Human resources consulting firm Challenger, Gray and Christmas Inc. produces a monthly employment update for the US. It reported that job cuts in October totaled 33,843 — an increase of 13% from the 29,989 announced the previous month. October’s total is 48% higher than the same year-ago period when 22,282 cuts were announced.

October marks the sixth time this year that cuts were higher in 2022 than in the corresponding month a year earlier. Last month’s total was the highest total job cuts in a single month since February 2021, the report said.

Year-to-date (YTD), employers announced 243,338 cuts, down 16% from the 288,043 cuts announced through the same period in 2021. It is the lowest January to October total since Challenger began tracking job cuts in 1993.

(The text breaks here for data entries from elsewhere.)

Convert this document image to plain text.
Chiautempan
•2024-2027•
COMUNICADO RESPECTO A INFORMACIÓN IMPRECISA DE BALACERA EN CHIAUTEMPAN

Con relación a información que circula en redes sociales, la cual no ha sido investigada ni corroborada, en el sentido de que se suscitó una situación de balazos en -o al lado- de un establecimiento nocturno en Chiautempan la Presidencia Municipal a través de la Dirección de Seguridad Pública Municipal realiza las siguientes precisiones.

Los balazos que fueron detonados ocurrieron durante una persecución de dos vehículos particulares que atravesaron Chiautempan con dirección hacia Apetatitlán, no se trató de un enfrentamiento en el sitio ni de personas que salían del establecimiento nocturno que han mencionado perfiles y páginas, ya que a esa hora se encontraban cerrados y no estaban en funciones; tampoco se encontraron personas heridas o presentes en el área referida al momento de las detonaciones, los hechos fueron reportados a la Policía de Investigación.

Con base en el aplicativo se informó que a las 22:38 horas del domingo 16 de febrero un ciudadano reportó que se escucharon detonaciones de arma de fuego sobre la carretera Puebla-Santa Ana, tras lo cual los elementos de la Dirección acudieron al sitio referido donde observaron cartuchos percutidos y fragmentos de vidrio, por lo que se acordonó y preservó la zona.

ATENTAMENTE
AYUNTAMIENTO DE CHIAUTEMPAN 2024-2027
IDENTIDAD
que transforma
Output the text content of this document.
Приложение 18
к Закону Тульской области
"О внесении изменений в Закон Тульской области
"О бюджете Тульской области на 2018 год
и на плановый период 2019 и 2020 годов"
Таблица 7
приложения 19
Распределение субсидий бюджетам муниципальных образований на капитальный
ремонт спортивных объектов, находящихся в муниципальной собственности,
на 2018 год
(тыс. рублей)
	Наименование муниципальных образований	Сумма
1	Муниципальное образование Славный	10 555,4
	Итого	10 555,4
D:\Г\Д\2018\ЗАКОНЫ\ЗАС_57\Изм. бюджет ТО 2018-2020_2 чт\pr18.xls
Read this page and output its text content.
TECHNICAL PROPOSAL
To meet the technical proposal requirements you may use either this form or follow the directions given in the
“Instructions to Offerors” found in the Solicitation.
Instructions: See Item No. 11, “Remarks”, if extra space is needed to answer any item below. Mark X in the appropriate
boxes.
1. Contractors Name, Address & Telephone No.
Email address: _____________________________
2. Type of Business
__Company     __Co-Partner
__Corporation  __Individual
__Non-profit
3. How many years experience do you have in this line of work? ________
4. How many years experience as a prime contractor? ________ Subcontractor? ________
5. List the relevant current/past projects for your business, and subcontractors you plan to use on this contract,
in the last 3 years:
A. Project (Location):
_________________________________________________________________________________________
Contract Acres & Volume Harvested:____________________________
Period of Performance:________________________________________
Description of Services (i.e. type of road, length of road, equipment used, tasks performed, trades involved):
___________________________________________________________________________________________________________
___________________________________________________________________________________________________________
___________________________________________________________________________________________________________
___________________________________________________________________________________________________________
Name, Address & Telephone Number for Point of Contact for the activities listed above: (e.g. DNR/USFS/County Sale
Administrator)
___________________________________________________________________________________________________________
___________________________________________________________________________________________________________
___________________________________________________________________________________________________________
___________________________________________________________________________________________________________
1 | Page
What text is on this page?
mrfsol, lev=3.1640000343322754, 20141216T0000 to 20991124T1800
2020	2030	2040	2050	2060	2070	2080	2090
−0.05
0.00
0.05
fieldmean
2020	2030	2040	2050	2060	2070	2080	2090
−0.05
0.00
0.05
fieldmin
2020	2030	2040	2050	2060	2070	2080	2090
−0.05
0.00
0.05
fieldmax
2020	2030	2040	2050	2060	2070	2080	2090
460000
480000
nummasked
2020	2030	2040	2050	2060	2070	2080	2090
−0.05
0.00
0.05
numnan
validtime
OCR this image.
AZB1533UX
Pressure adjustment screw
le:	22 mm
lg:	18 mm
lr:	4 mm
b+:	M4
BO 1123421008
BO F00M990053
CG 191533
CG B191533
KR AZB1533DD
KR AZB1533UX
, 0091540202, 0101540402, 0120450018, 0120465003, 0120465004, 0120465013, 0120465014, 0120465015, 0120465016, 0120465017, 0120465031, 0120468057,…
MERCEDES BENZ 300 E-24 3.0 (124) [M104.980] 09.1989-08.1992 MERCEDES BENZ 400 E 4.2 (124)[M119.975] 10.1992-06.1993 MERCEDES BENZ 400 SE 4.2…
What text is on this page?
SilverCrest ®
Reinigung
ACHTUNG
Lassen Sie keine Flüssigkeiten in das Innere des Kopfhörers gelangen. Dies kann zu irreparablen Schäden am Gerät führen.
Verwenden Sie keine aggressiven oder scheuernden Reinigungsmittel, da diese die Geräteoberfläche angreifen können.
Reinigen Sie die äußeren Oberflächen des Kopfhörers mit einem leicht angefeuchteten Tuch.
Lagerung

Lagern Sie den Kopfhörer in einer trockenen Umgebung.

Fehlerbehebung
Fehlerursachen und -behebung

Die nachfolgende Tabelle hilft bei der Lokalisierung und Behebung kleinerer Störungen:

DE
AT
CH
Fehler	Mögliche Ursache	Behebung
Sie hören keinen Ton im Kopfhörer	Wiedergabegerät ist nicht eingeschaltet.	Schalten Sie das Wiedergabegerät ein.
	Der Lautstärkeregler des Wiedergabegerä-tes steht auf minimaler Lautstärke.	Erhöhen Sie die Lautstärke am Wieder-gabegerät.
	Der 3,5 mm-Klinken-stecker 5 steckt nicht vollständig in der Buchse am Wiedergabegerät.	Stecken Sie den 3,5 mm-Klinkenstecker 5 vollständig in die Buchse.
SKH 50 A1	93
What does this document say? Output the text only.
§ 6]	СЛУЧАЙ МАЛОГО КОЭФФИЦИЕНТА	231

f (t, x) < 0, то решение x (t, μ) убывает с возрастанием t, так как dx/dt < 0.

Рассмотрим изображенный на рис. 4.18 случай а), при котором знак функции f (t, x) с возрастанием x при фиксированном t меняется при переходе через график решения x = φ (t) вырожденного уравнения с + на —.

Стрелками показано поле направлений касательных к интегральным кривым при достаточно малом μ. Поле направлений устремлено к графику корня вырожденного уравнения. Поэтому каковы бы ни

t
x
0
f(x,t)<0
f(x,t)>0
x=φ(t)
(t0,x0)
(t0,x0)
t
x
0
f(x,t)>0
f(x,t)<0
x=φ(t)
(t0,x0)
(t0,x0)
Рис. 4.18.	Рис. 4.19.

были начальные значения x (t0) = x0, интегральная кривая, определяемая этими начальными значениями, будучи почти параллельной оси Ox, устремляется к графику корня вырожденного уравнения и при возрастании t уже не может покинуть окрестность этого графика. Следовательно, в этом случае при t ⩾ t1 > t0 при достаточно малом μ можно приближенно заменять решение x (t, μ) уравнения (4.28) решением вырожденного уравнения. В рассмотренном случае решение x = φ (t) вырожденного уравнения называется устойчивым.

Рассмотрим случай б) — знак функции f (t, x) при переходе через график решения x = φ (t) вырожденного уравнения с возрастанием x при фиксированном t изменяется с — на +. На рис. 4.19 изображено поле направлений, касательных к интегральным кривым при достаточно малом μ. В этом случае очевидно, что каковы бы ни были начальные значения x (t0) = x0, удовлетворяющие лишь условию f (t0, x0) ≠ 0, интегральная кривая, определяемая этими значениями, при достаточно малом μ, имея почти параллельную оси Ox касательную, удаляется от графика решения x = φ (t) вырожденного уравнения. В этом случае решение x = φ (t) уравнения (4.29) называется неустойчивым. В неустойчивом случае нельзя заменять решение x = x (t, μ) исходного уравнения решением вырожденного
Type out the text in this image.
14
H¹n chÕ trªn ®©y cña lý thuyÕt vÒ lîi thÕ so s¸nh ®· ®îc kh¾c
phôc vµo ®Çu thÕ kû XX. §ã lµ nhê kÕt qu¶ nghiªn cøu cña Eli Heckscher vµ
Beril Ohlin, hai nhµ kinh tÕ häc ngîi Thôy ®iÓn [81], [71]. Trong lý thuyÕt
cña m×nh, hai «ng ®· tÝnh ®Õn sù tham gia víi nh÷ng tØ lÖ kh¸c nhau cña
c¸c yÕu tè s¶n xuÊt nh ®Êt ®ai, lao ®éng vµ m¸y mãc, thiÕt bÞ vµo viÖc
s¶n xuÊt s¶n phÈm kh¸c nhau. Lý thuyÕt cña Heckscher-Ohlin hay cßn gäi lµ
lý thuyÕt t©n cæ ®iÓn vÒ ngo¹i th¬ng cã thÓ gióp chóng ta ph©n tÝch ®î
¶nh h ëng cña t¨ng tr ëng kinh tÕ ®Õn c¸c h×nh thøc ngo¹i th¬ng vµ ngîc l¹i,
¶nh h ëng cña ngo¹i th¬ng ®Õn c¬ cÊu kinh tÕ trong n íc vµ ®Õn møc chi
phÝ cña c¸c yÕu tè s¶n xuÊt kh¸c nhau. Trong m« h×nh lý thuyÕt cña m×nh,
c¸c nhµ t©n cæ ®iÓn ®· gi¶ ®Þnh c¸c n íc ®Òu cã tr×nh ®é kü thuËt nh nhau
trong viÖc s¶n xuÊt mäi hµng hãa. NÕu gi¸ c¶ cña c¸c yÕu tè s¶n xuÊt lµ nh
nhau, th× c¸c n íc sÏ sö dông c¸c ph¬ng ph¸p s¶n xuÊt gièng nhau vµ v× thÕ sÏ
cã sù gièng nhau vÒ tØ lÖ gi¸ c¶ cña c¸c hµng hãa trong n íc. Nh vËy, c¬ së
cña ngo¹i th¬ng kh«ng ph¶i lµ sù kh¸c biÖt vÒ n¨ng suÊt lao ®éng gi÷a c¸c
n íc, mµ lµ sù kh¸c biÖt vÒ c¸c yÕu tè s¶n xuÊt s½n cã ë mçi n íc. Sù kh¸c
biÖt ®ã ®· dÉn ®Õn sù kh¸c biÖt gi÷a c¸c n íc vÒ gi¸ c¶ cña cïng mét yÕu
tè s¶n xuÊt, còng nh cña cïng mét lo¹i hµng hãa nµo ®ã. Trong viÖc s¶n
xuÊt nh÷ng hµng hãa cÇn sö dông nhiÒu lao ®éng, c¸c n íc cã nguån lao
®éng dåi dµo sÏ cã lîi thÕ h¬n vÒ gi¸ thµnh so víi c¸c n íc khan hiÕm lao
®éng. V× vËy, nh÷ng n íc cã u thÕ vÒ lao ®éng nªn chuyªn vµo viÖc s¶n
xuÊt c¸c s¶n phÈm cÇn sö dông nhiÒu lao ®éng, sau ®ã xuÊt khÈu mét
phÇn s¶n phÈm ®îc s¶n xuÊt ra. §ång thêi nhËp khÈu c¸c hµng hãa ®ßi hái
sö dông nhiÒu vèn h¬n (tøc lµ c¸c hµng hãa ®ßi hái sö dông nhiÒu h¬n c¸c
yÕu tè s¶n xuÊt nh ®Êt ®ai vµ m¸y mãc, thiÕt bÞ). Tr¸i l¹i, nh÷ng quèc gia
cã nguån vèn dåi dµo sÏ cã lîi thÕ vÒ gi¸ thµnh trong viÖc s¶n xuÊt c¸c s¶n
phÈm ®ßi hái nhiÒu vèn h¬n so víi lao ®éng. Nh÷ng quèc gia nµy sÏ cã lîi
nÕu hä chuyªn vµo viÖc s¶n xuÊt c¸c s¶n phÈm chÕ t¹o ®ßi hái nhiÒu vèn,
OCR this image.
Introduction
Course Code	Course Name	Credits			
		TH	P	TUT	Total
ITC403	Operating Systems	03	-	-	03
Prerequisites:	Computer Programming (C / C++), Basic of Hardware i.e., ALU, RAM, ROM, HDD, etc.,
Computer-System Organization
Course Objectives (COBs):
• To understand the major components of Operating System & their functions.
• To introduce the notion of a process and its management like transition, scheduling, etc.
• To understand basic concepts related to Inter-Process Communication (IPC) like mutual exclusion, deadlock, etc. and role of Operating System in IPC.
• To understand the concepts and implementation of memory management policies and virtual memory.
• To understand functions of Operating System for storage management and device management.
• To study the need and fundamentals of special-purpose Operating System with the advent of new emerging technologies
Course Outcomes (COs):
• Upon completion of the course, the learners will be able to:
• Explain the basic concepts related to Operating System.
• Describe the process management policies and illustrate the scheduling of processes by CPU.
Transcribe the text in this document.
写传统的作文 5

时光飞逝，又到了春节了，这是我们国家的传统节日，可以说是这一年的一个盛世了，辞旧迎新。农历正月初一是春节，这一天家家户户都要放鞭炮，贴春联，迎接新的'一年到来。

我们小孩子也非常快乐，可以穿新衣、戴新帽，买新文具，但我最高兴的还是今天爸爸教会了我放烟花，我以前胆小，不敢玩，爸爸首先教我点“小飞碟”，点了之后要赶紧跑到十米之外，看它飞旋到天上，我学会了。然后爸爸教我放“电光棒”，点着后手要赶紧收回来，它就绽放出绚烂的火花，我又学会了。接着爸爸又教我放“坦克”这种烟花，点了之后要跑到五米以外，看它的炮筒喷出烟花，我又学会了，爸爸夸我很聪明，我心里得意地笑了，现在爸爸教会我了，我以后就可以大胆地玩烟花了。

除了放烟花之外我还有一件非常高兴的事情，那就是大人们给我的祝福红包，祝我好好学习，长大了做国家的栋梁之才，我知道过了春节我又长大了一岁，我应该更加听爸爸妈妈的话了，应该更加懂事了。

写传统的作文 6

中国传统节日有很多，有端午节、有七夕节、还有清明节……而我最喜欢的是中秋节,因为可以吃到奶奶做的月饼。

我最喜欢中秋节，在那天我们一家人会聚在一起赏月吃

“We are beginning to see more job cut activity in the fourth quarter, historically when the bulk of cuts occur, as companies finalize budgets and plans,” Challenger said. “Many companies are anticipating a downturn, and with a still-tight labor market and the Fed’s rate hikes, more cuts will be on the way as we enter 2023.”

Cuts were widespread in September. Technology companies led in job cut announcements last month, with 9,587, bringing total cuts YTD to 28,207, a 162% surge YoY in the sector. Other cuts included automotive, construction, and real estate, the report said.

Figure 4 shows the four-week moving average of new claims since January 2018, seasonally adjusted. It also shows the total reported job cuts per month, according to Challenger, on a three-month moving average.

EmpNetJob Figure4

Explanation: On the first Friday of each month, the Bureau of Labor Statistics releases the employment data for the previous month. Data is available at www.bls.gov. The BLS reports on the results of two surveys. The Establishment survey reports the actual number employed by industry. The Household survey reports on the unemployment rate, participation rate, earnings, average workweek, the breakout into full-time and part-time workers and lots more details describing the age breakdown of the unemployed, reasons for and duration of unemployment.